Собачкин сел на корточки, прижимая одной рукой к груди шапку. Другой потрогал Афину.
– Она живая? Я решил, что это игрушка или шкура из синтетики, такие в мебельных магазинах продают.
– Идиот! – сказал Гектор.
Собачкин бросил ушанку у морды Фины и в изумлении завертел головой.
– Кто тут?
Я кивнула в сторону ворона, который устроил себе наблюдательный пункт на плите.
– Знакомься, это Гектор. Он иногда несет чушь.
– Афина дура, – возмутилась птица, – Даша дура, Гектор супер! Кошка гадость! Идиот пришел!
– Он у тебя, похоже, очень любит окружающих, – усмехнулся Собачкин, – нашел для каждого добрые слова, главное, себя не забыл похвалить. Замолчи, мешок с перьями.
– Хам! – коротко заявил Гектор и перебрался на кухонный шкафчик.
Семен потряс Афину, но та лишь громче захрапела.
– У твоей шавки летаргия? Чем от нее воняет?
– Понятия не имею, – честно ответила я, – но запах знакомый.
Собачкин пару раз дернул носом, встал, заглянул в раковину, потом взял со столика небольшую бумажку, повертел ею перед лицом, зачем-то засунул руку в мойку и засмеялся.
– Напилась до бессознанки.
Большинство людей, услышав несправедливое замечание в свой адрес, обидятся, а я почему-то в такой ситуации принимаюсь оправдываться. Вот и сейчас завела:
– Я не употребляю алкоголь, у меня на спиртное неправильная реакция, алкоголь не опускается в желудок, а мигом поднимается в мозг!
– Я говорю о собаке! – уточнил Семен. – Твоя шавка назюзюкалась, потому и валяется ветошью.
– Не говори ерунды! – возмутилась я. – Фина не алкоголичка!
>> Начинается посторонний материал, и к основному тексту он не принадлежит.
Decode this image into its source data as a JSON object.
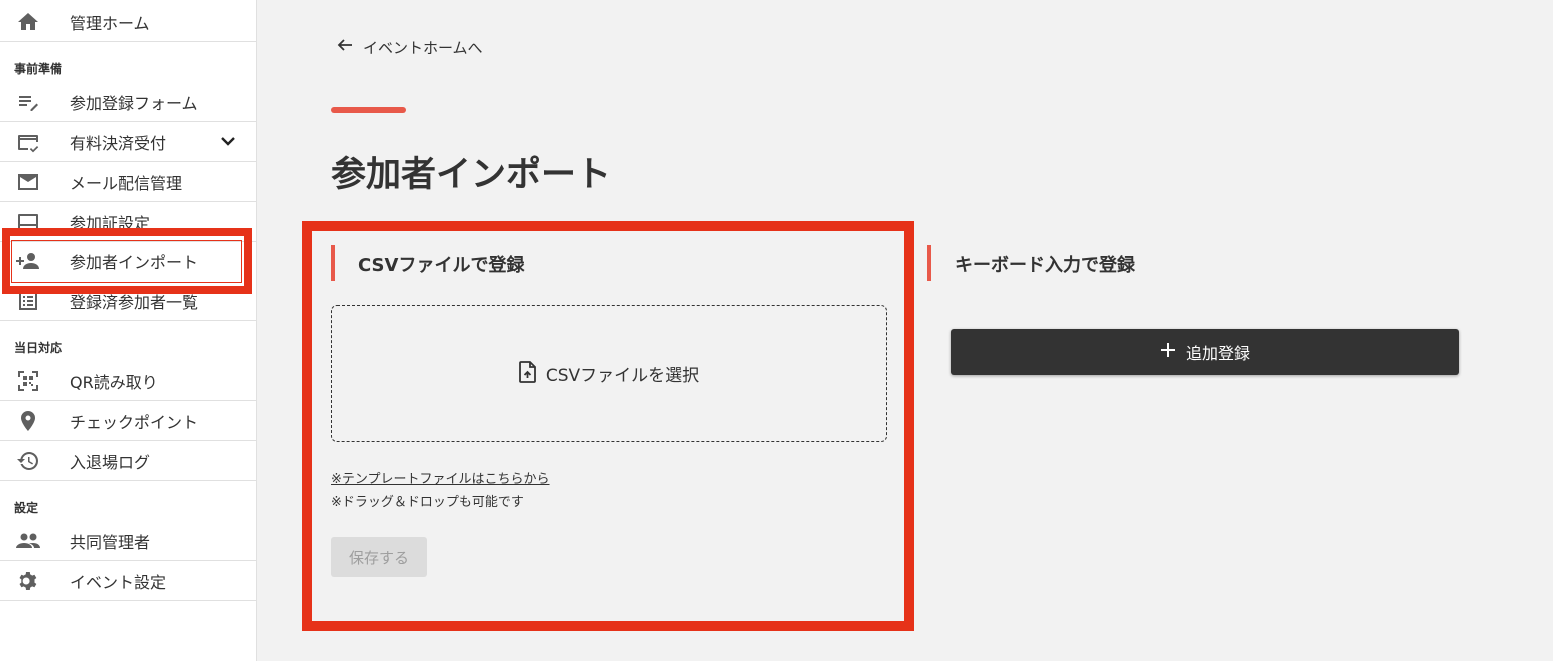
{
  "sidebar": {
    "items": [
      {
        "label": "管理ホーム",
        "icon": "home-icon"
      },
      {
        "label": "参加登録フォーム",
        "icon": "edit-note-icon"
      },
      {
        "label": "有料決済受付",
        "icon": "credit-card-check-icon"
      },
      {
        "label": "メール配信管理",
        "icon": "mail-icon"
      },
      {
        "label": "参加証設定",
        "icon": "card-icon"
      },
      {
        "label": "参加者インポート",
        "icon": "person-add-icon"
      },
      {
        "label": "登録済参加者一覧",
        "icon": "list-icon"
      },
      {
        "label": "QR読み取り",
        "icon": "qr-scan-icon"
      },
      {
        "label": "チェックポイント",
        "icon": "location-pin-icon"
      },
      {
        "label": "入退場ログ",
        "icon": "history-icon"
      },
      {
        "label": "共同管理者",
        "icon": "people-icon"
      },
      {
        "label": "イベント設定",
        "icon": "gear-icon"
      }
    ],
    "sections": {
      "prep": "事前準備",
      "dayof": "当日対応",
      "settings": "設定"
    },
    "selected": "参加者インポート"
  },
  "main": {
    "back_label": "イベントホームへ",
    "page_title": "参加者インポート",
    "csv": {
      "title": "CSVファイルで登録",
      "select_label": "CSVファイルを選択",
      "template_link": "※テンプレートファイルはこちらから",
      "drag_note": "※ドラッグ＆ドロップも可能です",
      "save_label": "保存する"
    },
    "keyboard": {
      "title": "キーボード入力で登録",
      "add_label": "追加登録"
    }
  },
  "colors": {
    "accent": "#e8594a",
    "highlight": "#e63219",
    "dark_button": "#333333",
    "disabled_button": "#dcdcdc"
  }
}
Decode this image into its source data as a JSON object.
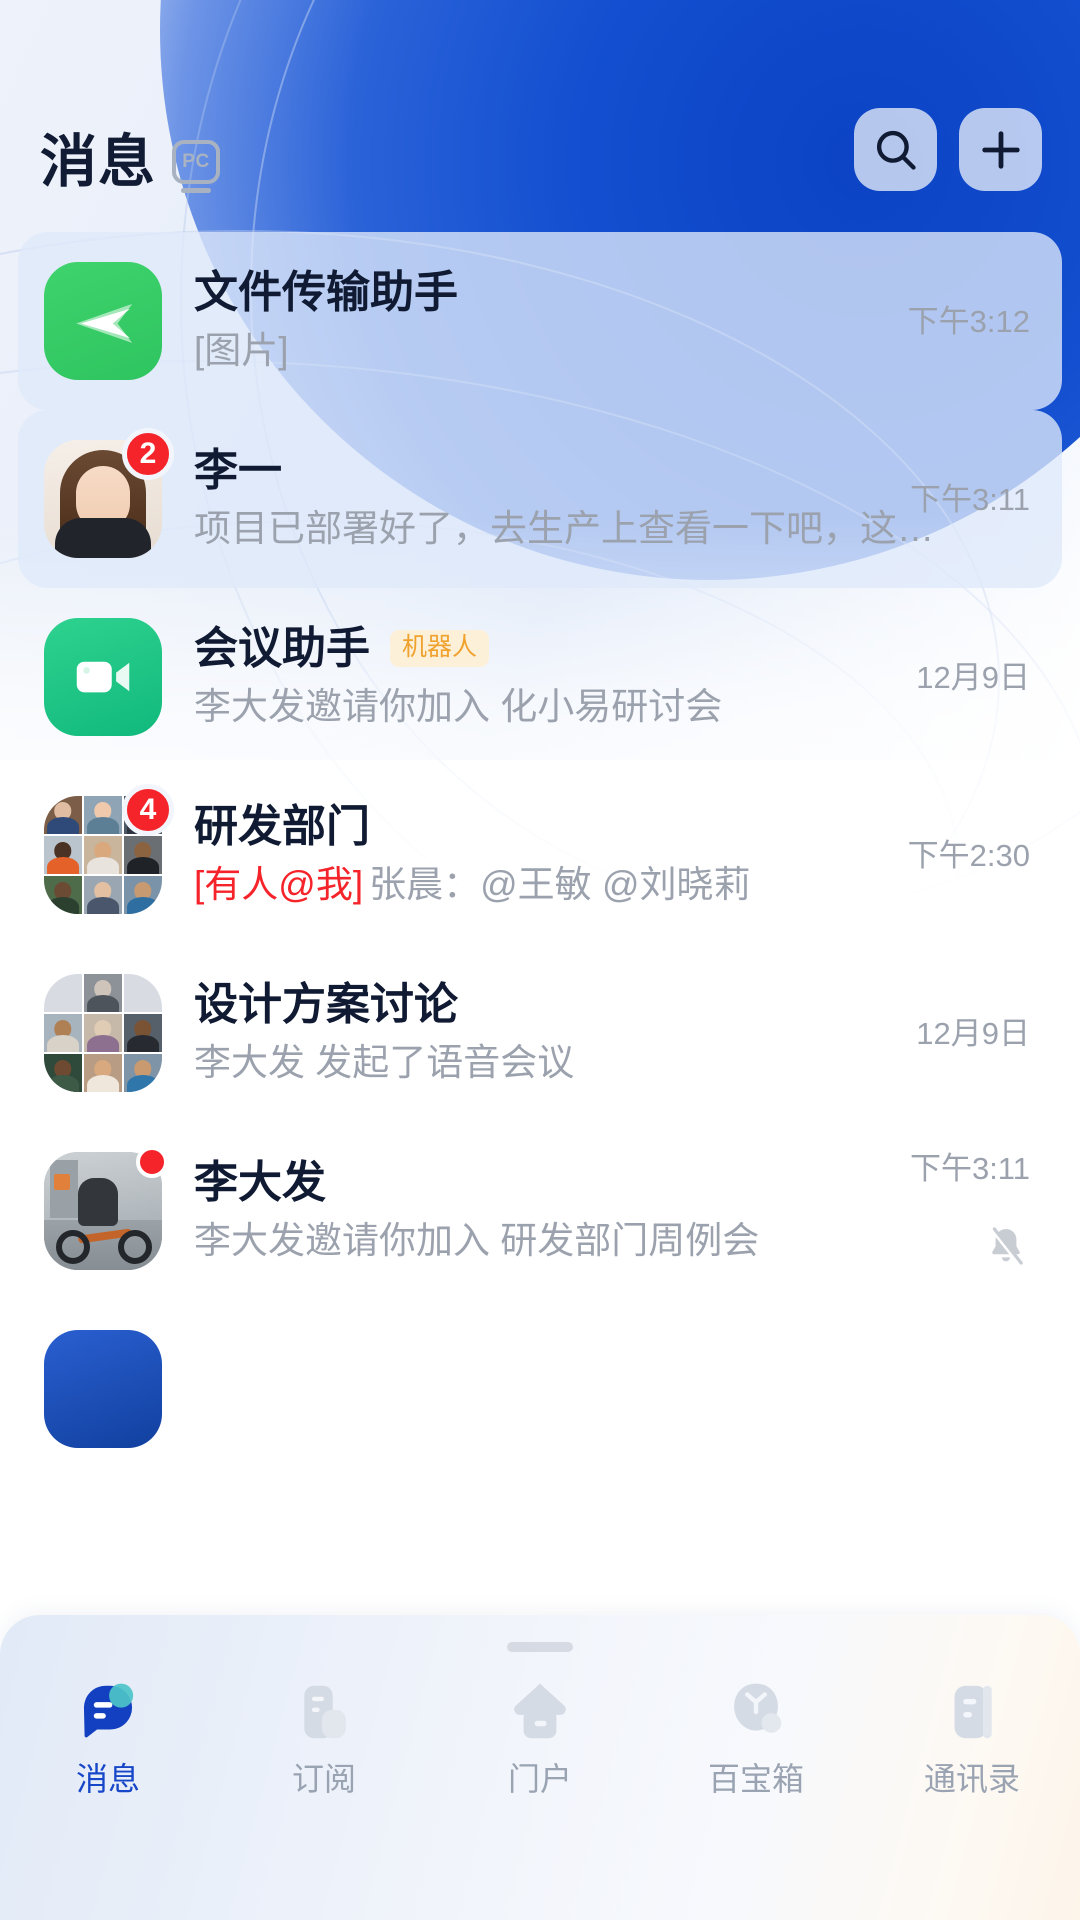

Она интеллигентная, приветливая псина, простодушная и...
– Дура! – бесцеремонно перебил меня Гектор. – Кошка гадость! Выбросить! Съесть!
Я решила не обращать внимания на вопли ворона. У любого человека бывают дни, когда его все раздражает. Птицы не исключение. Вероятно, Гектор сегодня встал с левой ноги, простите, крыла, вот и вредничает. В конце концов, он мужчина, значит, не очень умеет управлять своими эмоциями.
– Где бы Афине взять вино? – продолжала я. – Собака не может открыть специальный шкаф с бутылками, у него непростой замок, подчас мне не сразу удается победить этот механизм.
Семен ткнул пальцем в раковину.
– Самогон!
– Что? Где? – не поняла я.
Собачкин с самым серьезным видом продолжил:
– Обрати внимание на распотрошенное яблоко. На дне мойки осталось небольшое количество нерастворенного сахара, а на столике бумажка от палочки дрожжей. Все составляющие самодельной водки налицо.
Я попятилась к окну и от изумления задала глупый вопрос:
– А зачем там деревяшки?
Семен взял одну щепку, понюхал ее, потом бросил назад.
– Обломок темно-коричневого цвета. Небось коньяк мастерила.
Я с трудом справилась с удивлением.
– Думаешь, Афина заткнула пробкой раковину, принесла из кладовки дрожжи, развернула их, бросила в воду, нагрызла туда яблоко, щепок, насыпала сахару и, подождав пару часов, нахлебалась браги?